The kitchen was tidy, yet it made Anna sad. There was the same desolateness she felt in Micha’s schoolyard on Friday, after everyone had gone home. The pictures, obvious attempts to overcome the bleakness, only served to emphasize it. The thin veneer of the cupboards on the wall was peeling at the edges, exposing the bare chipboard beneath. A handful of faded photos were stuck to the door of the wheezing fridge. They couldn’t possibly be as old as they looked. Anna glanced at a picture of a boy, probably about twelve years old, hold
ing a small girl in his arms, stubbornly looking away from the camera. There were more pictures of the girl, on a playground, as a pink-clad baby in a carrier, standing in line with some other kids from a kindergarten group. There were no photos of their mother. Anna turned away. She located flour and eggs and a pan; she found sugar and oil. She ended up making pancakes on the gas stove while Micha sat on top of the counter watching her.
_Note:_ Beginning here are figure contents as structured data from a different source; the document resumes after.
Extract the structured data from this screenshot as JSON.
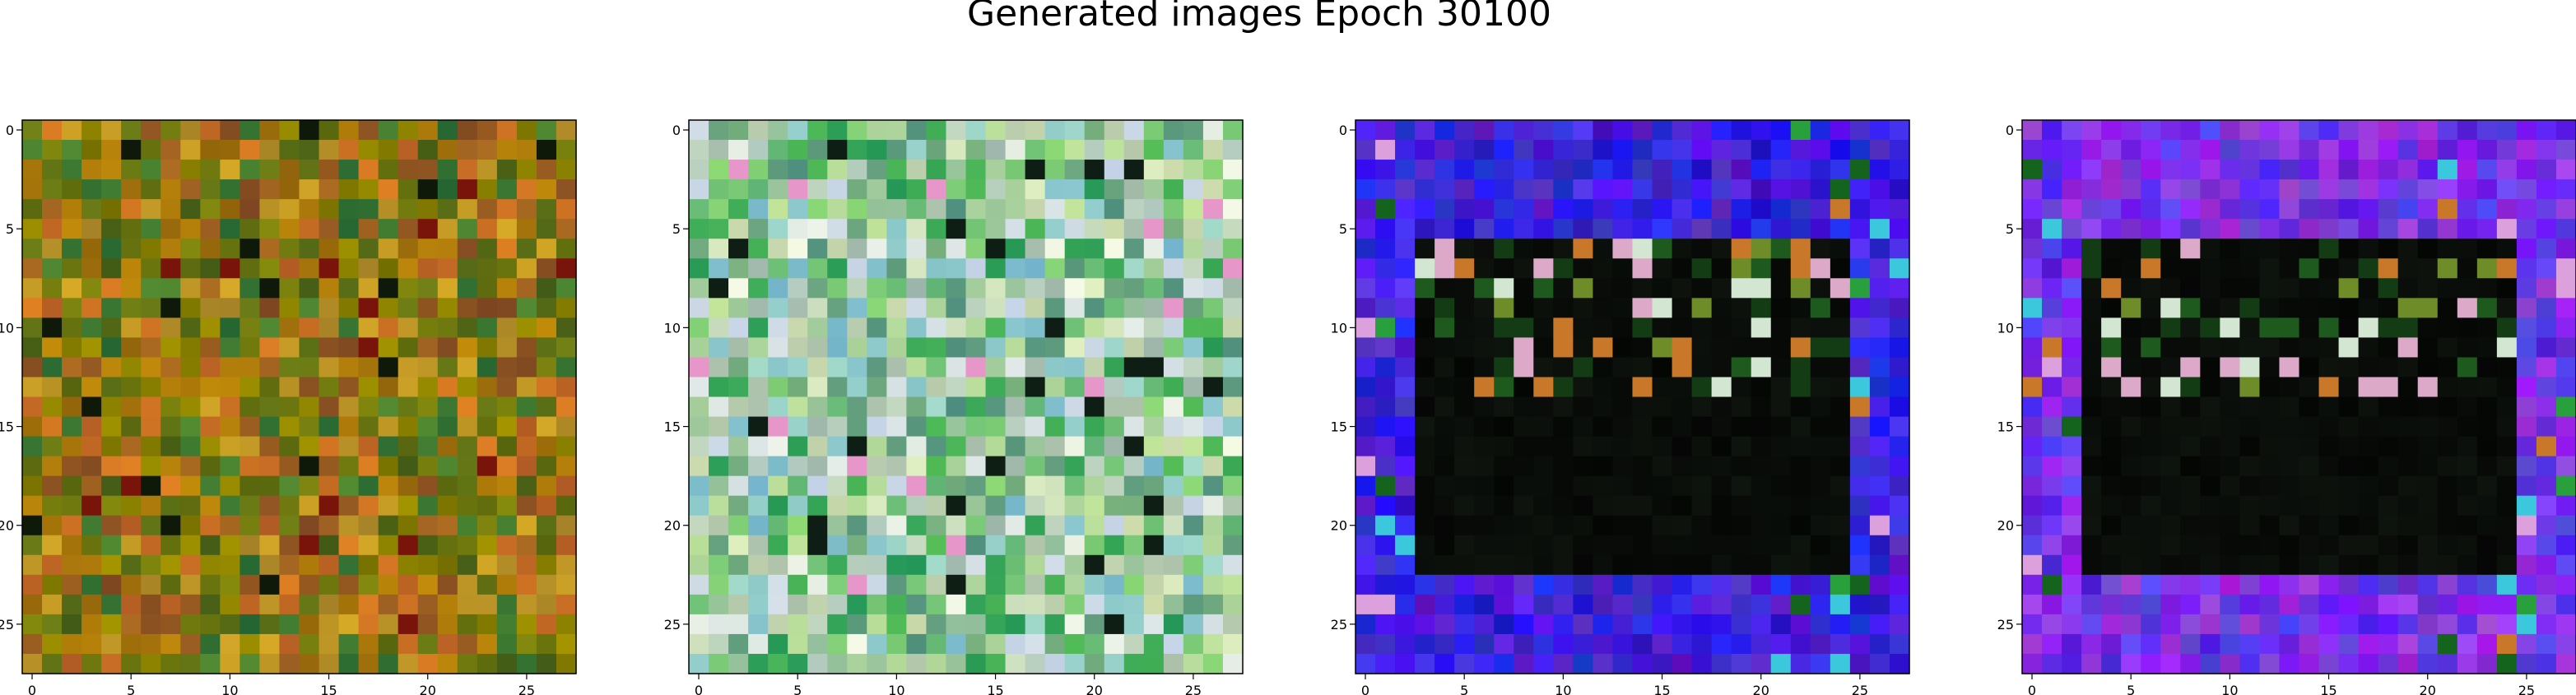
{
  "figure": {
    "title": "Generated images Epoch 30100"
  },
  "chart_data": [
    {
      "type": "heatmap",
      "description": "Image panel 1 (28x28 RGB image, warm olive/orange tones)",
      "xlim": [
        -0.5,
        27.5
      ],
      "ylim": [
        27.5,
        -0.5
      ],
      "xticks": [
        0,
        5,
        10,
        15,
        20,
        25
      ],
      "yticks": [
        0,
        5,
        10,
        15,
        20,
        25
      ],
      "palette": "warm"
    },
    {
      "type": "heatmap",
      "description": "Image panel 2 (28x28 RGB image, pastel greens/teals)",
      "xlim": [
        -0.5,
        27.5
      ],
      "ylim": [
        27.5,
        -0.5
      ],
      "xticks": [
        0,
        5,
        10,
        15,
        20,
        25
      ],
      "yticks": [
        0,
        5,
        10,
        15,
        20,
        25
      ],
      "palette": "pastel"
    },
    {
      "type": "heatmap",
      "description": "Image panel 3 (28x28 RGB image, blue border with dark center)",
      "xlim": [
        -0.5,
        27.5
      ],
      "ylim": [
        27.5,
        -0.5
      ],
      "xticks": [
        0,
        5,
        10,
        15,
        20,
        25
      ],
      "yticks": [
        0,
        5,
        10,
        15,
        20,
        25
      ],
      "palette": "framed-blue"
    },
    {
      "type": "heatmap",
      "description": "Image panel 4 (28x28 RGB image, purple/blue border with dark center)",
      "xlim": [
        -0.5,
        27.5
      ],
      "ylim": [
        27.5,
        -0.5
      ],
      "xticks": [
        0,
        5,
        10,
        15,
        20,
        25
      ],
      "yticks": [
        0,
        5,
        10,
        15,
        20,
        25
      ],
      "palette": "framed-purple"
    }
  ]
}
Legs pulled up and back bent, she was perfectly formed to fit under the overhanging cupboard.
“Abel,” she said, “always flips them in the air.”
“And today,” Anna said, “he nearly missed a test. But I didn’t let him.”
“Those will get burned,” Micha cautioned, leaning forward. “Doesn’t matter, though. When I’m alone, I eat bread and butter. Anna, I’m still thinking about Rainer. Is he really my father or isn’t he? ‘Biological,’ you said. What’s that mean?”
“That means …” Anna scraped the blackened pancake off the pan, “that your mother and he …”
“I see,” Micha said. “That he fucked her?” Then she quickly put her finger to her lips. “Don’t tell Abel I said that word,” she whispered. “He pretends that I don’t know it.”
“Do you know what it means?” Anna asked.
“Well … not really.”
“You’ll learn eventually,” Anna said. “Someday. When I learn how to make proper pancakes. If I ever do. Do you have jam?”
“Strawberry,” Micha offered.
They sat in the living room, which was as tidy and dreary as the kitchen, at a tiny, dark table, on a gray corduroy couch leftover from the sixties or seventies, probably scavenged. Next to the couch there was a huge old TV. The wallpaper was bubbling. The pattern of mustard-colored flowers was typical of the German Democratic Republic. Probably worth something by now, Anna thought, if you could get it down in one piece.
The strawberry jam was 110 percent chemicals and 2 percent artificial sweetener. Micha ate three pancakes, black edges and all, and, in the process, managed to distribute the jam over most of her grinning face. “You can make those more often,” she said approvingly.